Se trataba del haba eurasiática Vicia faba, cuya historia de domesticación aún es un misterio, pues no sabemos muy bien quiénes son sus ancestros silvestres directos. Desde la India hasta el norte de África, los humanos hemos desarrollado distintas variedades de haba, que suele comerse tierna cuando aún es verde y jovencita; a medida que crece y la piel se endurece, aumentan las probabilidades de terminar conservada y consumida como haba seca (inteligente forma de almacenarla y tenerla disponible durante los meses invernales). Y, aunque a veces las llamemos del mismo modo, las fabes de toda fabada que se precie son botánicamente distintas: son judías o frijoles, Phaseolus vulgaris, legumbres americanas muy variadas que enriquecieron maravillosamente nuestra gastronomía (pero que no pintan nada en un roscón).

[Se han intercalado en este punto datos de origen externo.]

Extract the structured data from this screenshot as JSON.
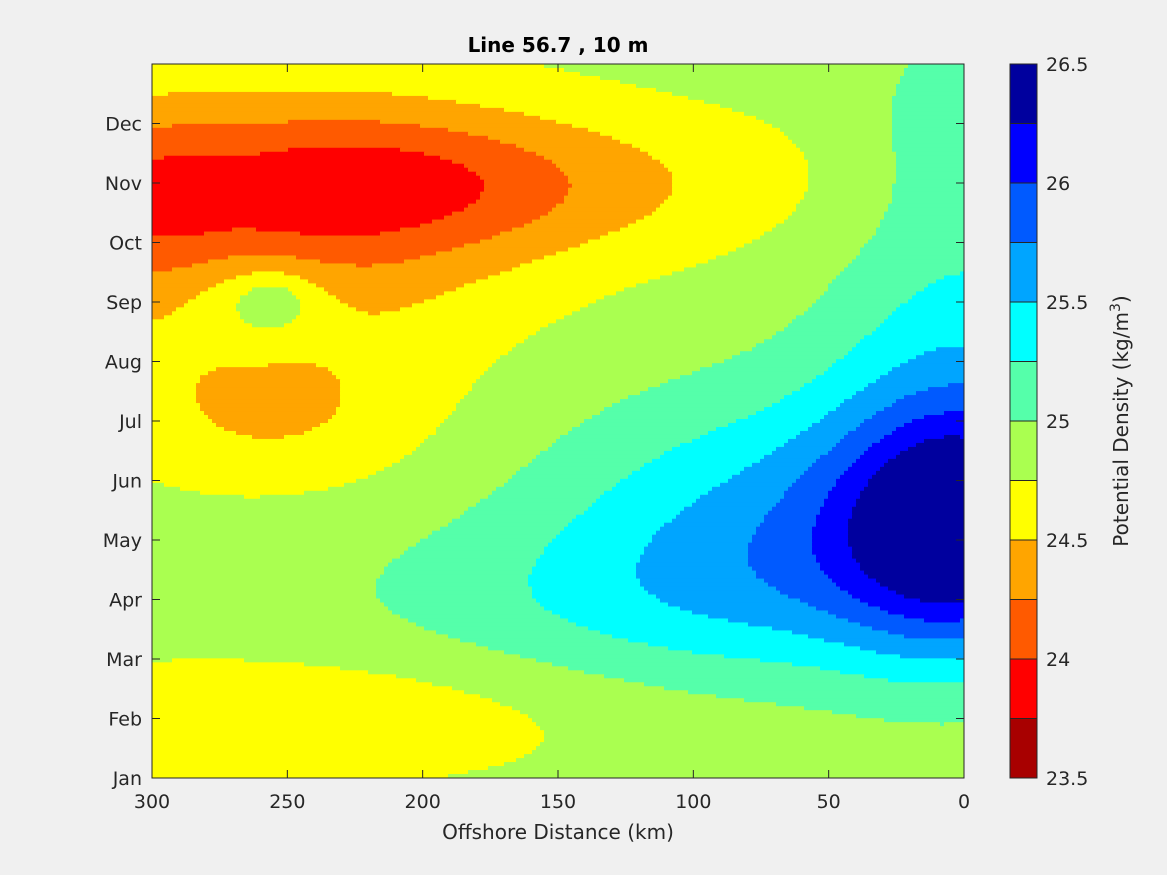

Las prosaicas habas que se cuecen en todas partes tienen una historia cultural asombrosa; han sido objeto de tabúes alimenticios religiosos (por ejemplo, entre el sacerdocio egipcio o romano, probablemente también entre los pitagóricos), han sido consideradas amuletos en rituales mágicos, ofrendas para los dioses, ayuda para espantar a los espíritus de los muertos, o incluso la residencia de dichos espíritus, por mencionar solo unas cuantas. Las teorías de por qué precisamente el haba (y no cualquier otra legumbre), son legión, y entre ellas encontrarás referencias a que tienen tallos huecos, a la conexión entre la flatulencia y la naturaleza del espíritu, o al riesgo mortal que suponen las inocentes habas para las personas afectadas por favismo (una condición genética que causa —entre otras cosas— una anemia brutal tras comer habas o incluso haber estado en contacto con el polen de la planta).

¡Cuántas cosas caben en un haba!

Sin embargo, y según me cuenta Beatriz Echeverría, estas legumbres tienen los días contados dentro del roscón: "Ya casi no se pone, nosotros la pusimos un tiempo y los clientes decían que casi se la tragaban de lo pequeña que es (…) pues la dejamos de poner". Los tiempos cambian; la comodidad y la irrelevancia conspiran contra Vicia faba.

Las "islas de conservación festivas" no nos proporcionan máquinas del tiempo infalibles; no son inmunes al cambio. No comemos hoy lo mismo que comían nuestros abuelos en Navidad. Y las tradiciones no solo se heredan sino que se construyen, como las uvas de Nochevieja o los mismos roscones, importados hace siglos del otro lado de los Pirineos y ahora plenamente integrados en la gastronomía navideña española.

Y está bien.

Pero cuando llegue el día en que me vendan un roscón desprovisto de su mítica legumbre… seré yo misma quien, a hurtadillas y cuchillo en mano, vuelva a esconder dentro del dulce todas las historias que viajan dentro de una simple haba.

Aina S. Erice es escritora, bióloga y autora de El libro de las plantas olvidadas.